Notes on the data: Mothers and babies

Women who reported smoking during a pregnancy, 2012 to 2014

 

Policy context:  Maternal smoking during pregnancy results in higher risks of adverse outcomes for the baby before and after delivery, such as premature birth, miscarriage and perinatal death, poor intra-uterine growth and SIDS (Sudden Infant Death Syndrome). These problems may affect children through to adulthood, including a higher risk of disability and developmental delay, decreased lung function and increased respiratory illness.
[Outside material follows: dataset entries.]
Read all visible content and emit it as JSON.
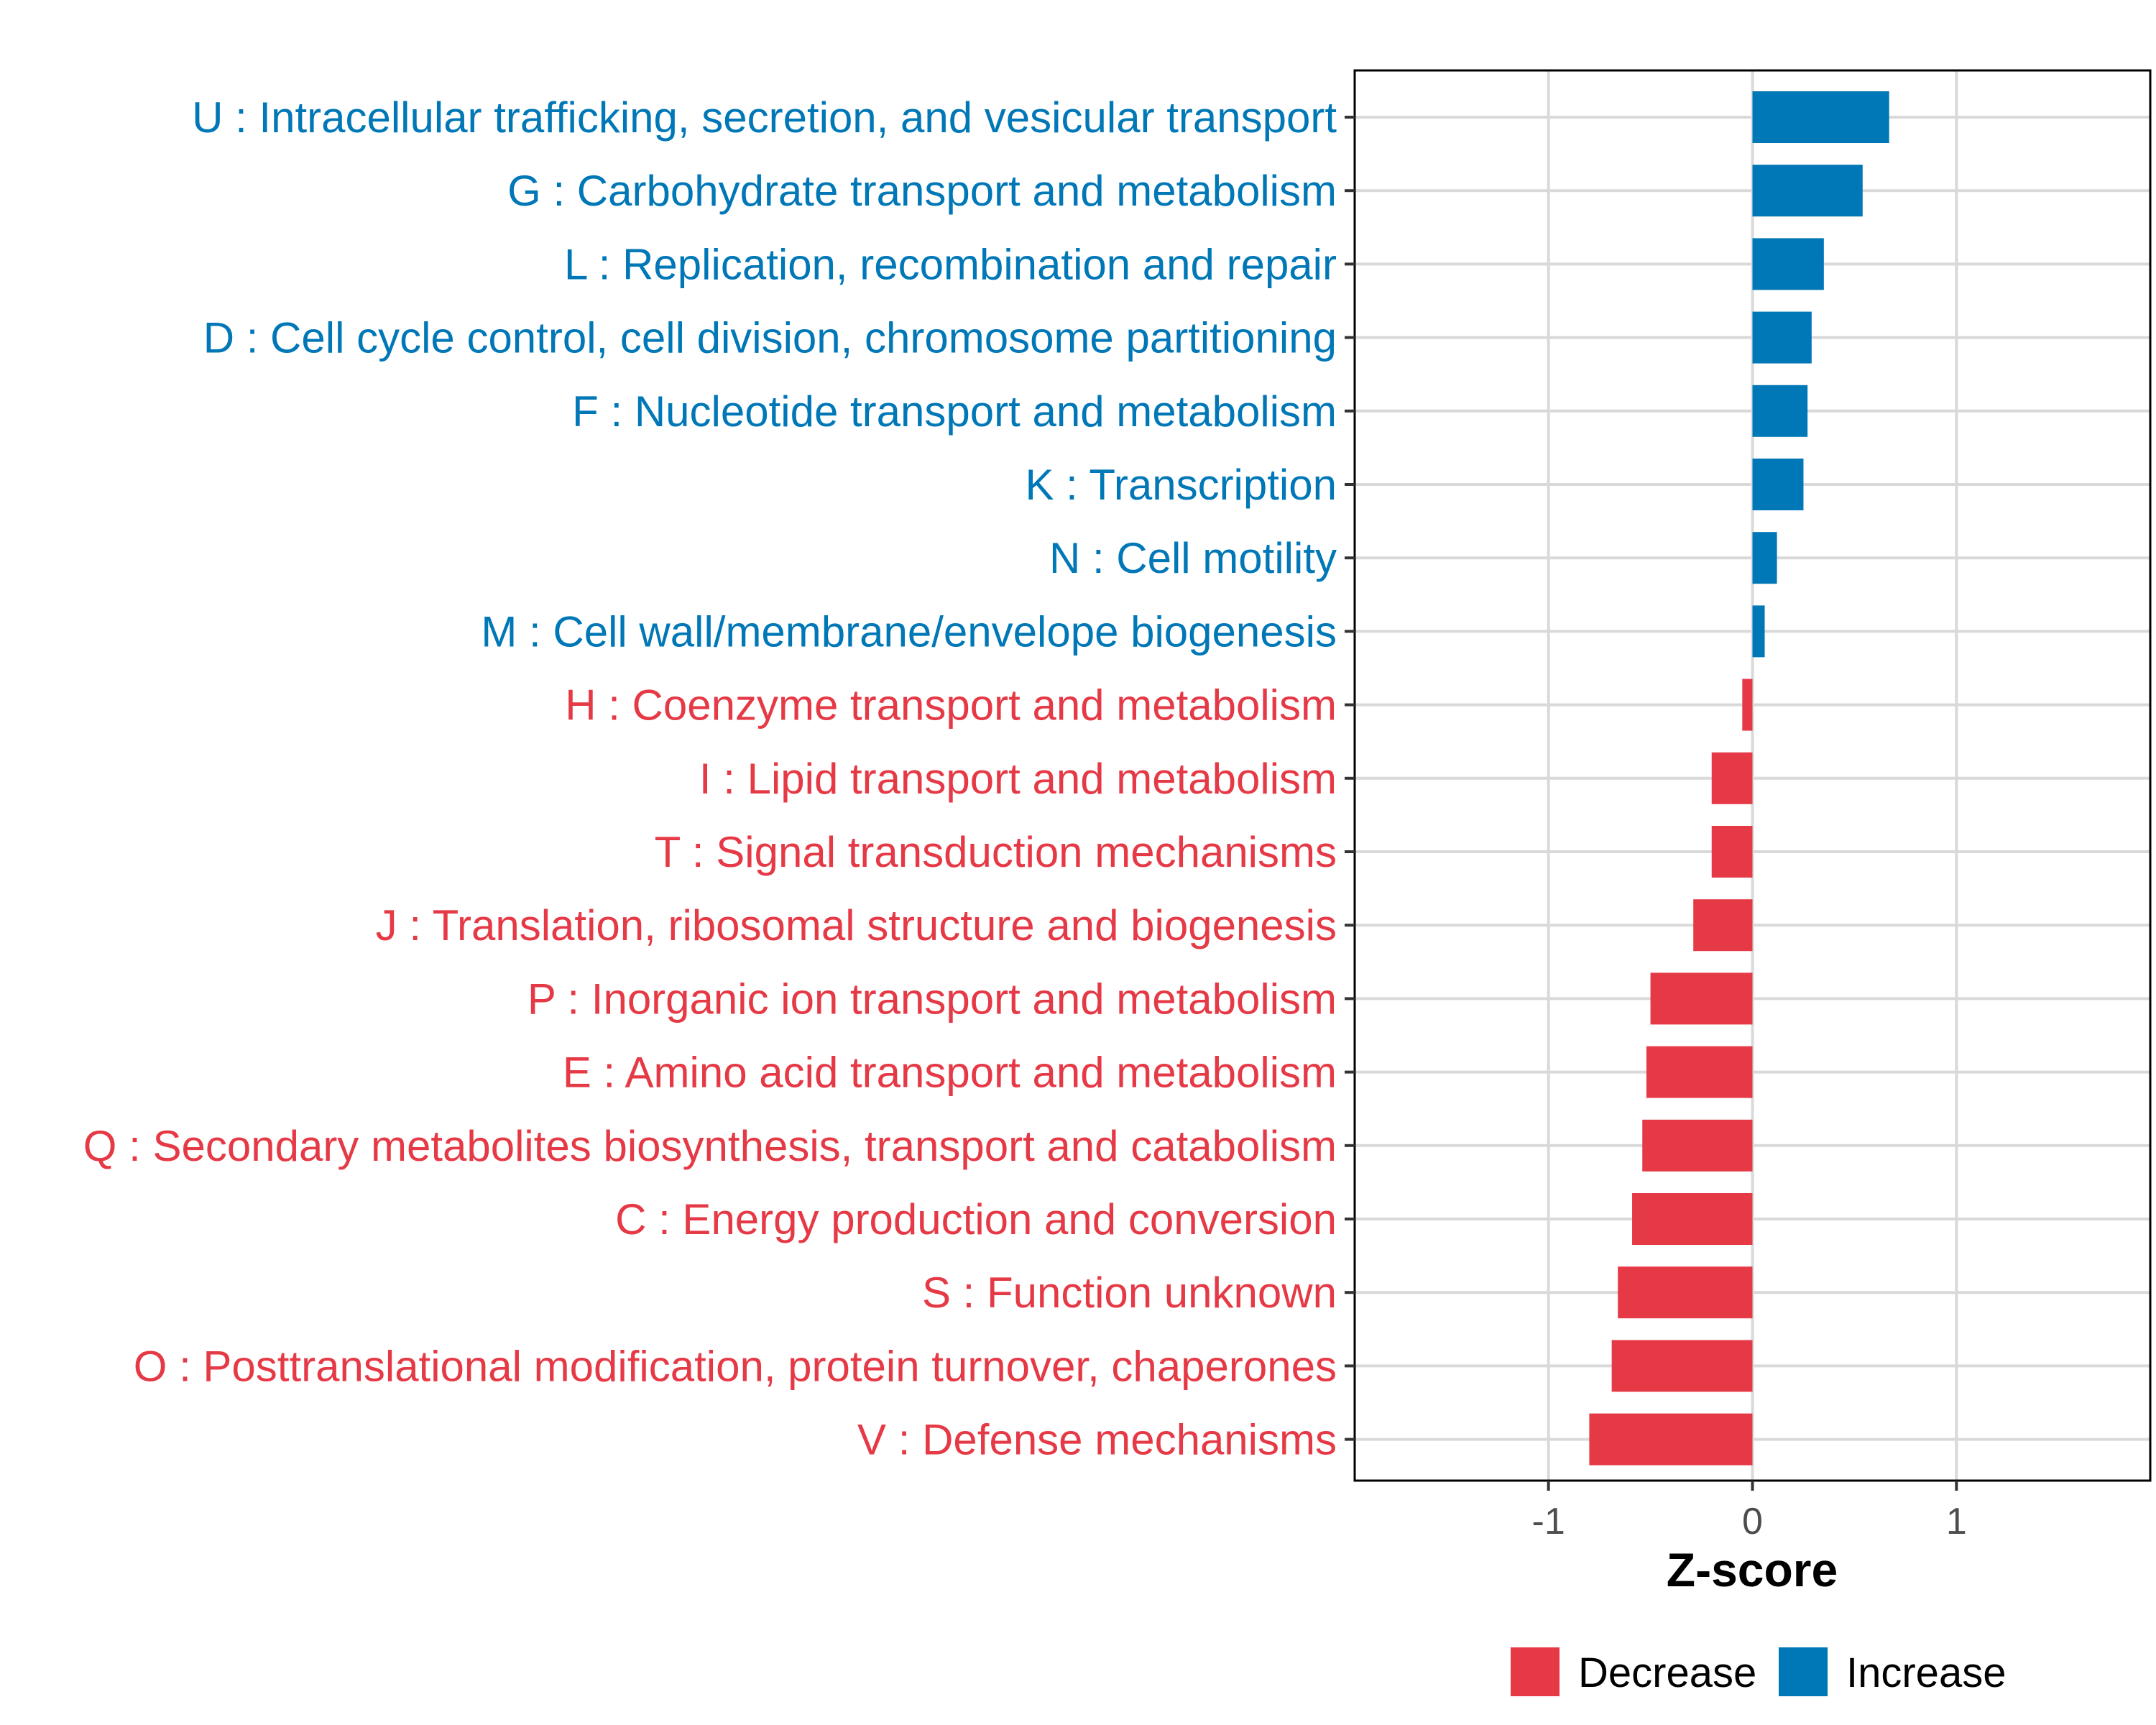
{
  "chart_data": {
    "type": "bar",
    "orientation": "horizontal",
    "title": "",
    "xlabel": "Z-score",
    "ylabel": "",
    "xlim": [
      -1.95,
      1.95
    ],
    "xticks": [
      -1,
      0,
      1
    ],
    "xtick_labels": [
      "-1",
      "0",
      "1"
    ],
    "grid": true,
    "legend_position": "bottom",
    "colors": {
      "Decrease": "#E63946",
      "Increase": "#0077B6"
    },
    "legend": [
      {
        "name": "Decrease",
        "color": "#E63946"
      },
      {
        "name": "Increase",
        "color": "#0077B6"
      }
    ],
    "categories": [
      "U : Intracellular trafficking, secretion, and vesicular transport",
      "G : Carbohydrate transport and metabolism",
      "L : Replication, recombination and repair",
      "D : Cell cycle control, cell division, chromosome partitioning",
      "F : Nucleotide transport and metabolism",
      "K : Transcription",
      "N : Cell motility",
      "M : Cell wall/membrane/envelope biogenesis",
      "H : Coenzyme transport and metabolism",
      "I : Lipid transport and metabolism",
      "T : Signal transduction mechanisms",
      "J : Translation, ribosomal structure and biogenesis",
      "P : Inorganic ion transport and metabolism",
      "E : Amino acid transport and metabolism",
      "Q : Secondary metabolites biosynthesis, transport and catabolism",
      "C : Energy production and conversion",
      "S : Function unknown",
      "O : Posttranslational modification, protein turnover, chaperones",
      "V : Defense mechanisms"
    ],
    "values": [
      0.67,
      0.54,
      0.35,
      0.29,
      0.27,
      0.25,
      0.12,
      0.06,
      -0.05,
      -0.2,
      -0.2,
      -0.29,
      -0.5,
      -0.52,
      -0.54,
      -0.59,
      -0.66,
      -0.69,
      -0.8
    ],
    "groups": [
      "Increase",
      "Increase",
      "Increase",
      "Increase",
      "Increase",
      "Increase",
      "Increase",
      "Increase",
      "Decrease",
      "Decrease",
      "Decrease",
      "Decrease",
      "Decrease",
      "Decrease",
      "Decrease",
      "Decrease",
      "Decrease",
      "Decrease",
      "Decrease"
    ]
  }
}
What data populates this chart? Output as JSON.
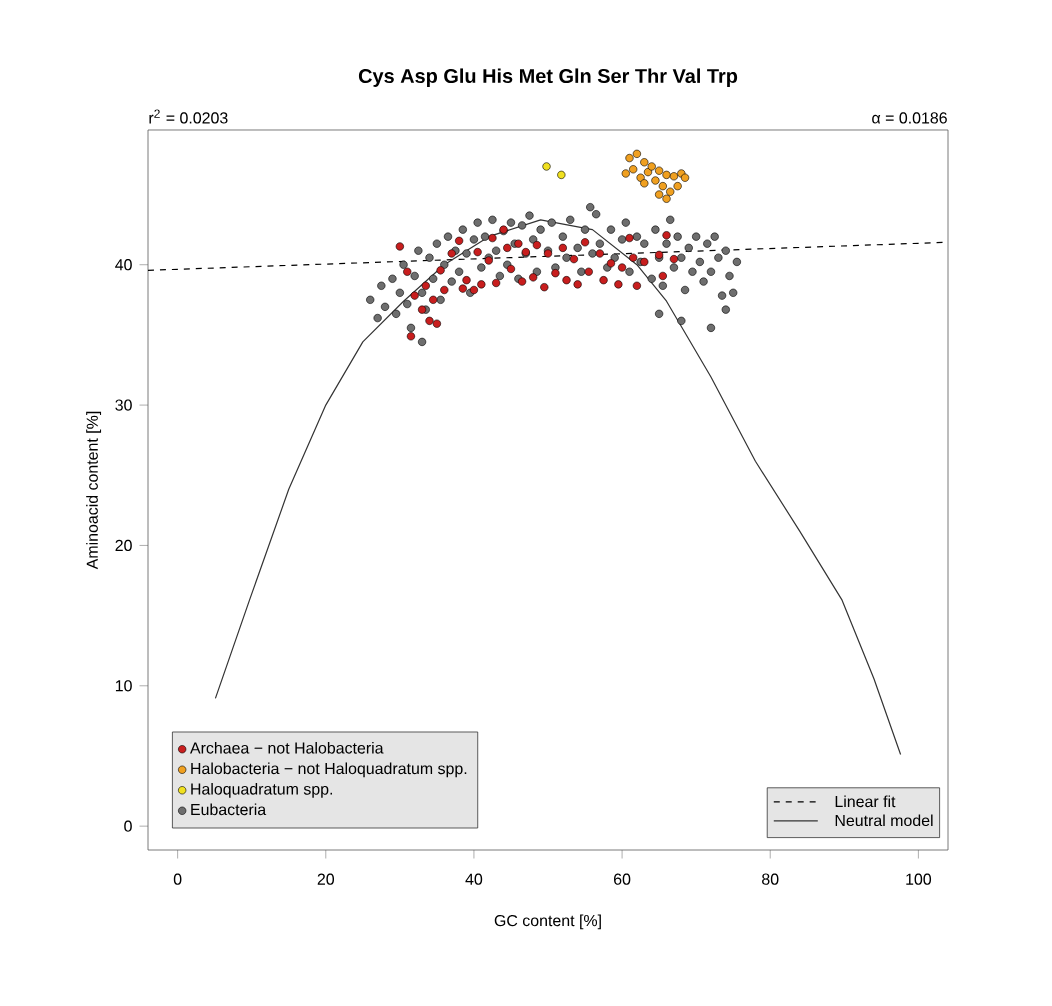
{
  "chart_data": {
    "type": "scatter",
    "title": "Cys Asp Glu His Met Gln Ser Thr Val Trp",
    "xlabel": "GC content [%]",
    "ylabel": "Aminoacid content [%]",
    "annotations": [
      "r$^{2}$ = 0.0203",
      "α = 0.0186"
    ],
    "xlim": [
      -4,
      104
    ],
    "ylim": [
      -1.7,
      49.6
    ],
    "xticks": [
      0,
      20,
      40,
      60,
      80,
      100
    ],
    "yticks": [
      0,
      10,
      20,
      30,
      40
    ],
    "grid": false,
    "legend": "bottom left",
    "series": [
      {
        "name": "Archaea − not Halobacteria",
        "marker": "circle",
        "color": "#c81e1e",
        "x": [
          30,
          31,
          32,
          33,
          33.5,
          34,
          34.5,
          35,
          35.5,
          36,
          37,
          38,
          38.5,
          39,
          40,
          40.5,
          41,
          42,
          42.5,
          43,
          44,
          44.5,
          45,
          46,
          46.5,
          47,
          48,
          48.5,
          49.5,
          50,
          51,
          52,
          52.5,
          53.5,
          54,
          55,
          55.5,
          57,
          57.5,
          58.5,
          59.5,
          60,
          61,
          61.5,
          62,
          63,
          65,
          65.5,
          66,
          67,
          31.5
        ],
        "values": [
          41.3,
          39.5,
          37.8,
          36.8,
          38.5,
          36,
          37.5,
          35.8,
          39.6,
          38.2,
          40.8,
          41.7,
          38.3,
          38.9,
          38.2,
          40.9,
          38.6,
          40.3,
          41.9,
          38.7,
          42.5,
          41.2,
          39.7,
          41.5,
          38.8,
          40.9,
          39.1,
          41.4,
          38.4,
          40.8,
          39.4,
          41.2,
          38.9,
          40.4,
          38.6,
          41.6,
          39.5,
          40.8,
          38.9,
          40.1,
          38.6,
          39.8,
          41.9,
          40.5,
          38.5,
          40.2,
          40.7,
          39.2,
          42.1,
          40.4,
          34.9
        ]
      },
      {
        "name": "Halobacteria − not Haloquadratum spp.",
        "marker": "circle",
        "color": "#f0a020",
        "x": [
          61,
          61.5,
          62,
          62.5,
          63,
          63.5,
          64,
          64.5,
          65,
          65.5,
          66,
          66.5,
          67,
          67.5,
          68,
          68.5,
          66,
          60.5,
          63,
          65
        ],
        "values": [
          47.6,
          46.8,
          47.9,
          46.2,
          47.3,
          46.6,
          47.0,
          46.0,
          46.7,
          45.6,
          46.4,
          45.2,
          46.3,
          45.6,
          46.5,
          46.2,
          44.7,
          46.5,
          45.8,
          45.0
        ]
      },
      {
        "name": "Haloquadratum spp.",
        "marker": "circle",
        "color": "#f0e020",
        "x": [
          49.8,
          51.8
        ],
        "values": [
          47.0,
          46.4
        ]
      },
      {
        "name": "Eubacteria",
        "marker": "circle",
        "color": "#6e6e6e",
        "x": [
          26,
          27,
          27.5,
          28,
          29,
          29.5,
          30,
          30.5,
          31,
          31.5,
          32,
          32.5,
          33,
          33.5,
          34,
          34.5,
          35,
          35.5,
          36,
          36.5,
          37,
          37.5,
          38,
          38.5,
          39,
          39.5,
          40,
          40.5,
          41,
          41.5,
          42,
          42.5,
          43,
          43.5,
          44,
          44.5,
          45,
          45.5,
          46,
          46.5,
          47,
          47.5,
          48,
          48.5,
          49,
          50,
          50.5,
          51,
          52,
          52.5,
          53,
          54,
          54.5,
          55,
          56,
          56.5,
          57,
          58,
          58.5,
          59,
          60,
          60.5,
          61,
          62,
          62.5,
          63,
          64,
          64.5,
          65,
          65.5,
          66,
          66.5,
          67,
          67.5,
          68,
          68.5,
          69,
          69.5,
          70,
          70.5,
          71,
          71.5,
          72,
          72.5,
          73,
          73.5,
          74,
          74.5,
          75,
          75.5,
          68,
          72,
          74,
          65,
          33,
          55.7
        ],
        "values": [
          37.5,
          36.2,
          38.5,
          37,
          39,
          36.5,
          38,
          40,
          37.2,
          35.5,
          39.2,
          41,
          38,
          36.8,
          40.5,
          39,
          41.5,
          37.5,
          40,
          42,
          38.8,
          41,
          39.5,
          42.5,
          40.8,
          38,
          41.8,
          43,
          39.8,
          42,
          40.5,
          43.2,
          41,
          39.2,
          42.4,
          40,
          43,
          41.5,
          39,
          42.8,
          40.8,
          43.5,
          41.8,
          39.5,
          42.5,
          41,
          43,
          39.8,
          42,
          40.5,
          43.2,
          41.2,
          39.5,
          42.5,
          40.8,
          43.6,
          41.5,
          39.8,
          42.5,
          40.5,
          41.8,
          43,
          39.5,
          42,
          40.2,
          41.5,
          39,
          42.5,
          40.5,
          38.5,
          41.5,
          43.2,
          39.8,
          42,
          40.5,
          38.2,
          41.2,
          39.5,
          42,
          40.2,
          38.8,
          41.5,
          39.5,
          42,
          40.5,
          37.8,
          41,
          39.2,
          38,
          40.2,
          36,
          35.5,
          36.8,
          36.5,
          34.5,
          44.1
        ]
      },
      {
        "name": "Linear fit",
        "type": "line",
        "marker": "none",
        "line_style": "dashed",
        "color": "#000000",
        "x": [
          -4,
          104
        ],
        "values": [
          39.6,
          41.6
        ]
      },
      {
        "name": "Neutral model",
        "type": "line",
        "marker": "none",
        "line_style": "solid",
        "color": "#333333",
        "x": [
          5.1,
          9.7,
          15,
          20,
          25,
          30.5,
          36,
          42,
          49,
          56,
          62,
          66,
          72,
          78,
          84,
          89.7,
          94,
          97.6
        ],
        "values": [
          9.1,
          16.1,
          24,
          30,
          34.5,
          37.4,
          40,
          42,
          43.2,
          42.5,
          40,
          37.4,
          32,
          26,
          21,
          16.1,
          10.5,
          5.1
        ]
      }
    ]
  }
}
In 2006, smoking during pregnancy was more prevalent and heavier among Aboriginal women, with 54% smoking at the first antenatal visit compared with 17% of non-Aboriginal women in South Australia [1].

Reference

  1. Chan A, Scott J, Nguyen A-M, Sage L. Pregnancy outcome in South Australia 2006. Adelaide: Pregnancy Outcome Unit, South Australian Department of Health; 2007.
 

Notes:  Note that the data may include women who were pregnant more than once during the time period.

 

Numerator:  Women who reported that they smoked during a pregnancy (data over 3 years)

 

Denominator:  Number of pregnancies (data over 3 years)

 

Detail of analysis:  Per cent

 

Source:  Compiled by PHIDU based on data from: the NSW Department of Health; Victorian Perinatal Data Collection; Perinatal Data Collection, Department of Health, Queensland; SA Health; WA Department of Health; the Tasmanian Perinatal Database; NT Department of Health and Families and Health Directorate, ACT Government.